3. Super satisfying conclusion. I kept wondering, How is Grace ever going to escape this? Without spoiling the ending, I’ll say that I was pretty pleased with how things turned out.
Little Monsters by Kara Thomas
1. Slow-burn mystery. This is a tightly plotted book, full of red-herrings, twists, and turns. I wouldn’t call it fast-paced, though, as it focuses heavily on character development, which only serves the story. And the ending’s a shocker.
2. A host of unreliable perspectives. Main character, Kacey, feels at times untrustworthy and at times completely sincere. In fact, at one point or another, all of Little Monster‘s characters seem to be hiding something, upping the intrigue tenfold.
3. Incredibly atmospheric. This book made me cold. It made me hyperaware when walking into dark spaces. And it made me want to stay far, far away from haunted barns. It really is the YA version of a Gillian Flynn novel!
By Your Side by Kasie West
1. Excellent setting. During the first half of By Your Side, Autumn and mysterious loner, Dax, are trapped in a library. There are a lot of challenges for them to overcome (what to eat, for example) but mostly their situation struck me as pretty darn dreamy.
2. Anxiety Disorder representation. I appreciated reading about a protagonist who is living (flourishing, really) with anxiety. Though Autumn’s disorder presents unique struggles, it does not define her, or drive the plot.

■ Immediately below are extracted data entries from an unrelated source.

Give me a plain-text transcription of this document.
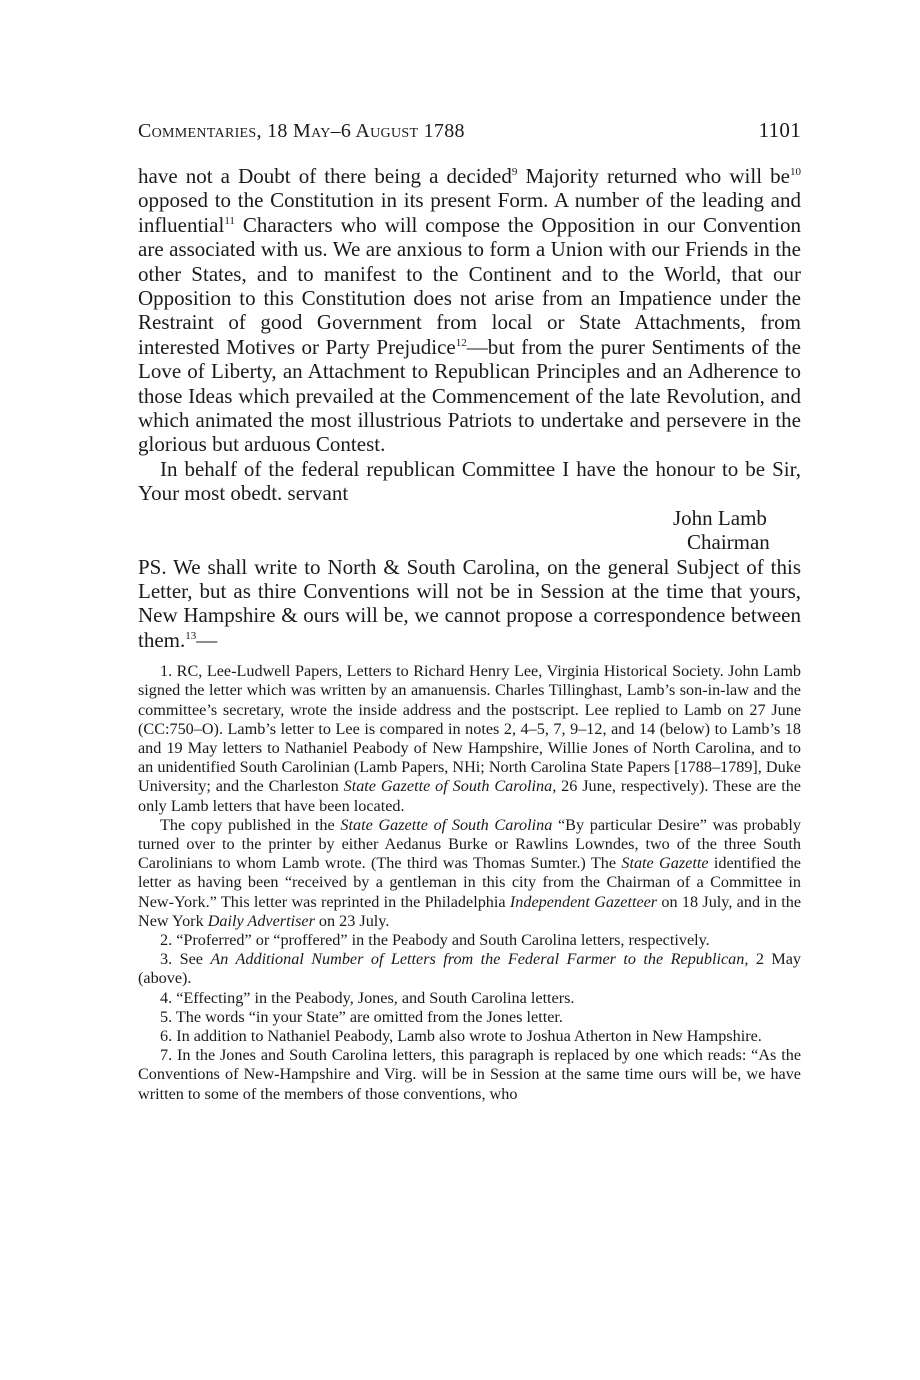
Commentaries, 18 May–6 August 1788	1101

have not a Doubt of there being a decided$^9$ Majority returned who will $be^{10}$ opposed to the Constitution in its present Form. A number of the leading and influential$^{11}$ Characters who will compose the Opposition in our Convention are associated with us. We are anxious to form a Union with our Friends in the other States, and to manifest to the Continent and to the World, that our Opposition to this Constitution does not arise from an Impatience under the Restraint of good Government from local or State Attachments, from interested Motives or Party Prejudice$^{12}$—but from the purer Sentiments of the Love of Liberty, an Attachment to Republican Principles and an Adherence to those Ideas which prevailed at the Commencement of the late Revolution, and which animated the most illustrious Patriots to undertake and persevere in the glorious but arduous Contest.

In behalf of the federal republican Committee I have the honour to be Sir, Your most obedt. servant

John Lamb
Chairman

PS. We shall write to North & South Carolina, on the general Subject of this Letter, but as thire Conventions will not be in Session at the time that yours, New Hampshire & ours will be, we cannot propose a correspondence between them.$^{13}$—

1. RC, Lee-Ludwell Papers, Letters to Richard Henry Lee, Virginia Historical Society. John Lamb signed the letter which was written by an amanuensis. Charles Tillinghast, Lamb’s son-in-law and the committee’s secretary, wrote the inside address and the postscript. Lee replied to Lamb on 27 June (CC:750–O). Lamb’s letter to Lee is compared in notes 2, 4–5, 7, 9–12, and 14 (below) to Lamb’s 18 and 19 May letters to Nathaniel Peabody of New Hampshire, Willie Jones of North Carolina, and to an unidentified South Carolinian (Lamb Papers, NHi; North Carolina State Papers [1788–1789], Duke University; and the Charleston State Gazette of South Carolina, 26 June, respectively). These are the only Lamb letters that have been located.

The copy published in the State Gazette of South Carolina “By particular Desire” was probably turned over to the printer by either Aedanus Burke or Rawlins Lowndes, two of the three South Carolinians to whom Lamb wrote. (The third was Thomas Sumter.) The State Gazette identified the letter as having been “received by a gentleman in this city from the Chairman of a Committee in New-York.” This letter was reprinted in the Philadelphia Independent Gazetteer on 18 July, and in the New York Daily Advertiser on 23 July.

2. “Proferred” or “proffered” in the Peabody and South Carolina letters, respectively.

3. See An Additional Number of Letters from the Federal Farmer to the Republican, 2 May (above).

4. “Effecting” in the Peabody, Jones, and South Carolina letters.

5. The words “in your State” are omitted from the Jones letter.

6. In addition to Nathaniel Peabody, Lamb also wrote to Joshua Atherton in New Hampshire.

7. In the Jones and South Carolina letters, this paragraph is replaced by one which reads: “As the Conventions of New-Hampshire and Virg. will be in Session at the same time ours will be, we have written to some of the members of those conventions, who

3. Sweet romance. Kasie West has become a go-to author when I’m looking to read a light book with a gratifying romance. While Autumn and Dax definitely face challenges, their relationship is free of contrived drama, and they’ve got great chemistry.

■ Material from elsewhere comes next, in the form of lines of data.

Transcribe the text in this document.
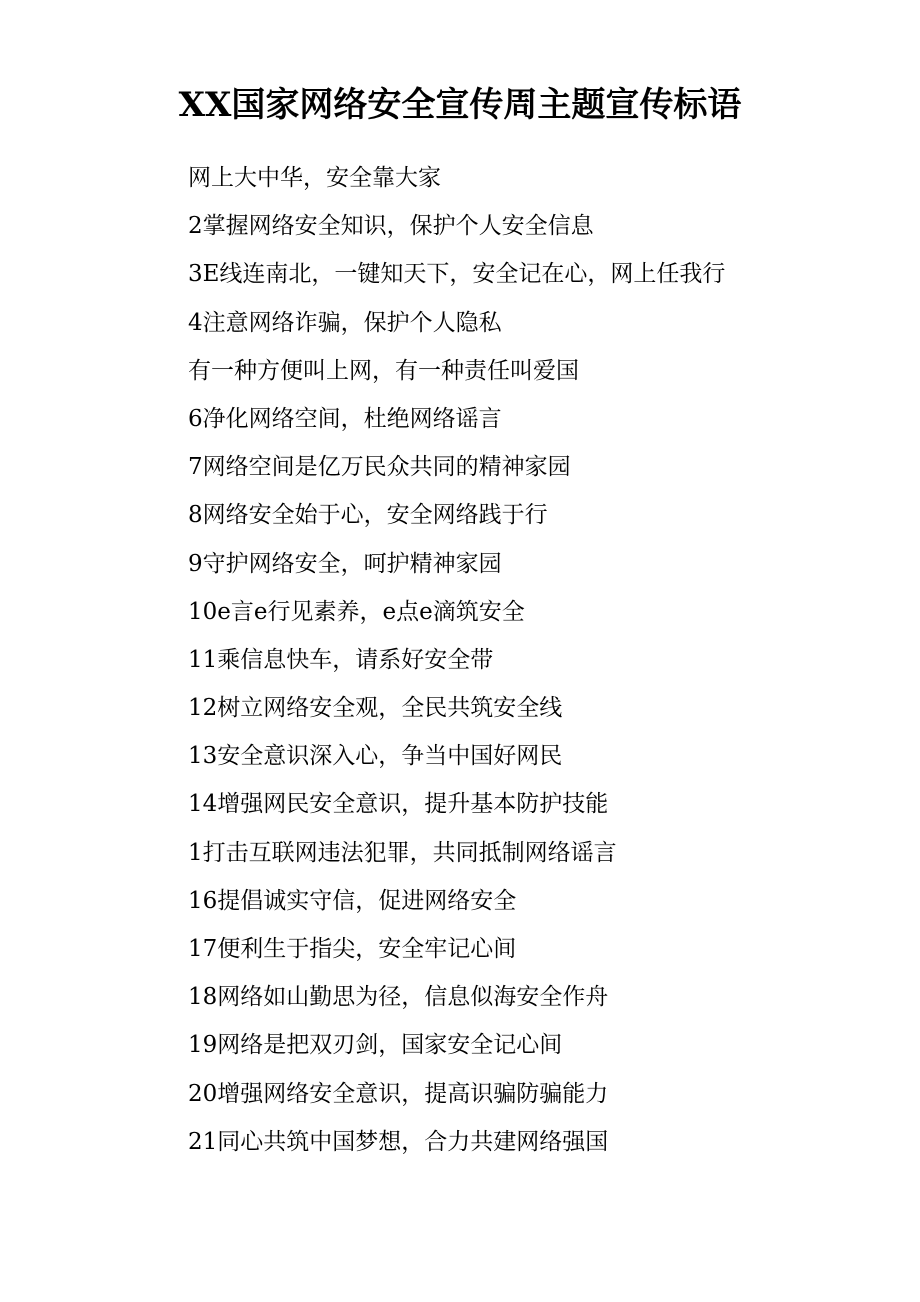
XX国家网络安全宣传周主题宣传标语
网上大中华，安全靠大家
2掌握网络安全知识，保护个人安全信息
3E线连南北，一键知天下，安全记在心，网上任我行
4注意网络诈骗，保护个人隐私
有一种方便叫上网，有一种责任叫爱国
6净化网络空间，杜绝网络谣言
7网络空间是亿万民众共同的精神家园
8网络安全始于心，安全网络践于行
9守护网络安全，呵护精神家园
10e言e行见素养，e点e滴筑安全
11乘信息快车，请系好安全带
12树立网络安全观，全民共筑安全线
13安全意识深入心，争当中国好网民
14增强网民安全意识，提升基本防护技能
1打击互联网违法犯罪，共同抵制网络谣言
16提倡诚实守信，促进网络安全
17便利生于指尖，安全牢记心间
18网络如山勤思为径，信息似海安全作舟
19网络是把双刃剑，国家安全记心间
20增强网络安全意识，提高识骗防骗能力
21同心共筑中国梦想，合力共建网络强国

Romancing the Beat by Gwen Hayes
1. Truly helpful structural tips. Both for romance writers, and those hoping to thread romance into stories of other genres.

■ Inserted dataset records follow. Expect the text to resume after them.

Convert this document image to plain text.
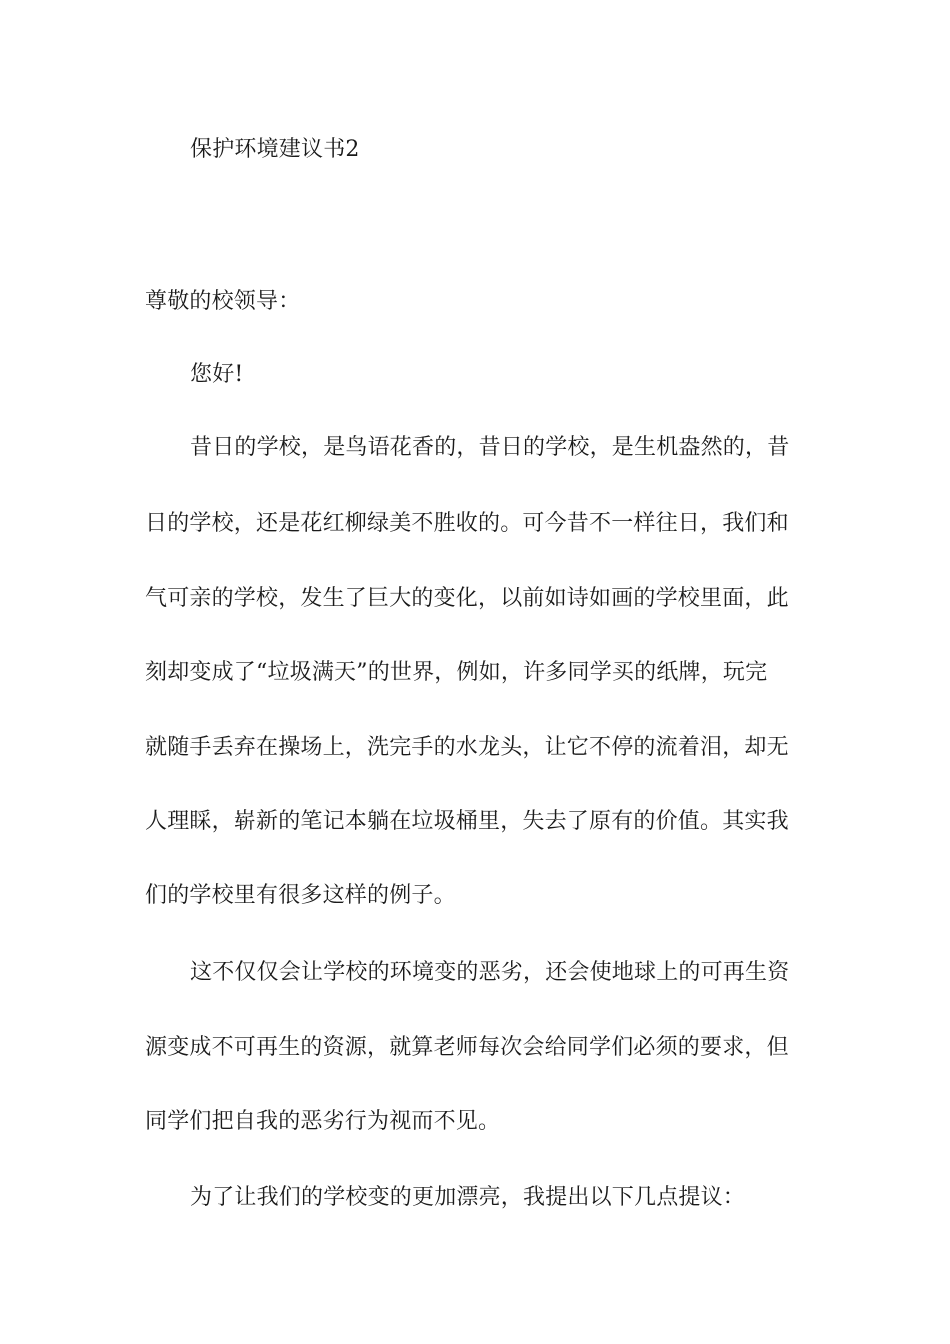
保护环境建议书2
尊敬的校领导：
您好!
昔日的学校，是鸟语花香的，昔日的学校，是生机盎然的，昔
日的学校，还是花红柳绿美不胜收的。可今昔不一样往日，我们和
气可亲的学校，发生了巨大的变化，以前如诗如画的学校里面，此
刻却变成了“垃圾满天”的世界，例如，许多同学买的纸牌，玩完
就随手丢弃在操场上，洗完手的水龙头，让它不停的流着泪，却无
人理睬，崭新的笔记本躺在垃圾桶里，失去了原有的价值。其实我
们的学校里有很多这样的例子。
这不仅仅会让学校的环境变的恶劣，还会使地球上的可再生资
源变成不可再生的资源，就算老师每次会给同学们必须的要求，但
同学们把自我的恶劣行为视而不见。
为了让我们的学校变的更加漂亮，我提出以下几点提议：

2. Quick, easy read. Also, encouraging! Romancing the Beat left me eager to dive back in to my troublesome WiP.
3. Humorously and irreverently written. Bonus — eighties song references!
The Big F by Maggie Ann Martin –
1. Bridges the YA/NA gap. The Big F has the same light, hopeful feel of a lot of my favorite YAs (see my mention of Kasie West above), but its MC, Danielle, is trudging through her first year of community college. It’s nice to see this stage featured in a book.
2. Dynamic characterizations. From Danielle, to her younger brother, to her best friend, to potential love interests Luke and Porter, Maggie Ann Martin’s characters leap off the page.
3. Excellent voice. I can totally see myself hanging out with Danielle and her bestie, Zoe. They read as so authentic, and that’s thanks to this debut’s stellar voice.
Tell me: What’s the best book you read in August?
And, what do you think of the “Three Things” structure of this post?